Wanger initially approached Alfred Hitchcock to direct “Cleopatra,” but settled on Rouben Mamoulian when the Master of Suspense wisely declined. Mamoulian was a stylist capable of working on a large scale, but he’d twice been fired from high-profile productions (“Laura” and “Porgy and Bess”) for clashing with producers.
Mamoulian’s difficulties during his tenure on “Cleopatra” were not entirely his fault. Taylor was knocked out for several weeks due to meningitis, which forced the director to shoot around her. Ultimately, Taylor’s recuperation led Fox to pause the production, at which point Nunnally Johnson was brought in to write a new script. Both Mamoulian and Taylor were displeased with Johnson’s work, but the delays had caused budget overruns and, after 16 weeks, left Fox with a mere 10 minutes of usable footage. Fox president Spyros Skouras (who was now fully in charge of the project after Adler succumbed to lung cancer in 1960) had to blame someone, and he chose Mamoulian.

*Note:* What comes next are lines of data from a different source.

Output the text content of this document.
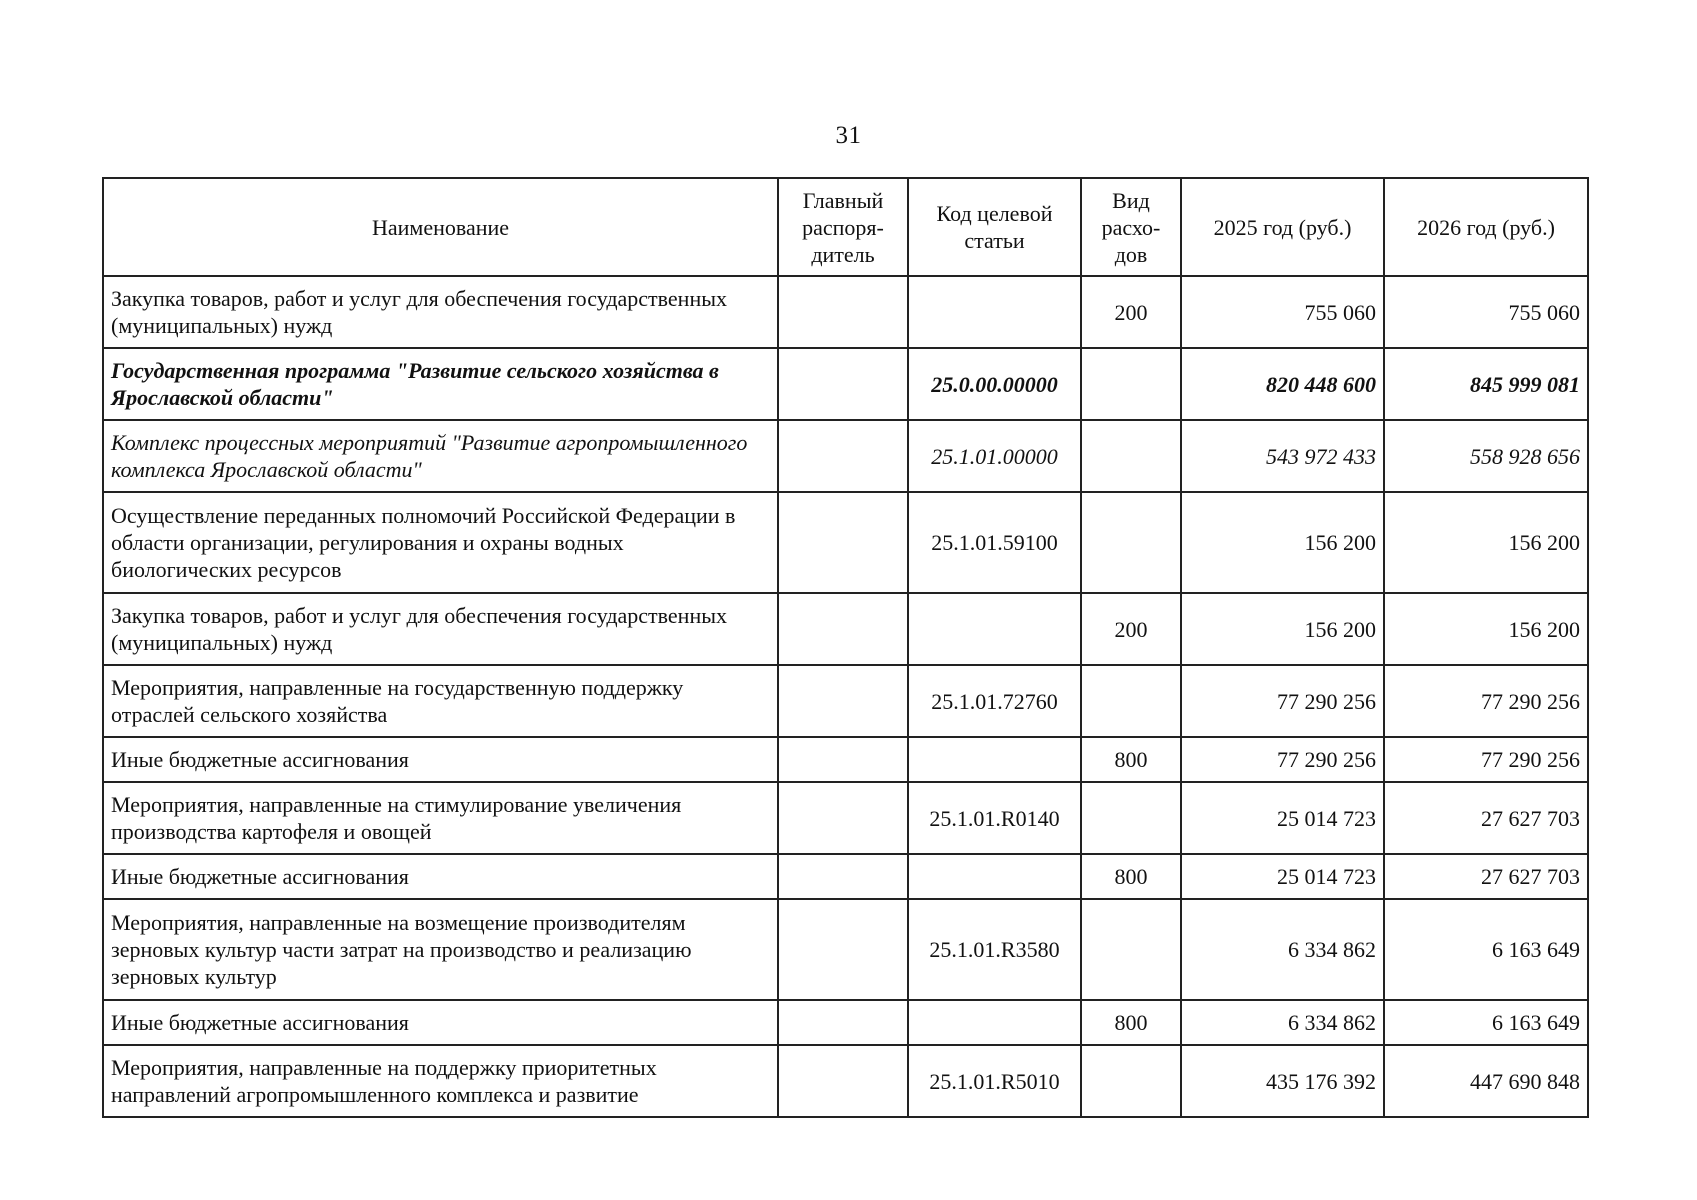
31
Наименование	Главный распоря-дитель	Код целевой статьи	Вид расхо-дов	2025 год (руб.)	2026 год (руб.)
Закупка товаров, работ и услуг для обеспечения государственных (муниципальных) нужд			200	755 060	755 060
Государственная программа "Развитие сельского хозяйства в Ярославской области"		25.0.00.00000		820 448 600	845 999 081
Комплекс процессных мероприятий "Развитие агропромышленного комплекса Ярославской области"		25.1.01.00000		543 972 433	558 928 656
Осуществление переданных полномочий Российской Федерации в области организации, регулирования и охраны водных биологических ресурсов		25.1.01.59100		156 200	156 200
Закупка товаров, работ и услуг для обеспечения государственных (муниципальных) нужд			200	156 200	156 200
Мероприятия, направленные на государственную поддержку отраслей сельского хозяйства		25.1.01.72760		77 290 256	77 290 256
Иные бюджетные ассигнования			800	77 290 256	77 290 256
Мероприятия, направленные на стимулирование увеличения производства картофеля и овощей		25.1.01.R0140		25 014 723	27 627 703
Иные бюджетные ассигнования			800	25 014 723	27 627 703
Мероприятия, направленные на возмещение производителям зерновых культур части затрат на производство и реализацию зерновых культур		25.1.01.R3580		6 334 862	6 163 649
Иные бюджетные ассигнования			800	6 334 862	6 163 649
Мероприятия, направленные на поддержку приоритетных направлений агропромышленного комплекса и развитие		25.1.01.R5010		435 176 392	447 690 848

Mamoulian resigned from “Cleopatra” on January 18, 1961, and was replaced by Joseph L. Mankiewicz, a four-time Oscar winner with the dual upside of being a terrific screenwriter and having directed Taylor to a Best Actress nomination in 1959’s “Suddenly, Last Summer.”
“Cleopatra” finally resumed production on September 25, 1961, with a couple of casting changes, the most notable being Richard Burton taking over the role of Mark Antony from Stephen Boyd. Thus began one of the most tempestuous love affairs in Hollywood history, one that threatened to overwhelm the seriously over-budget film.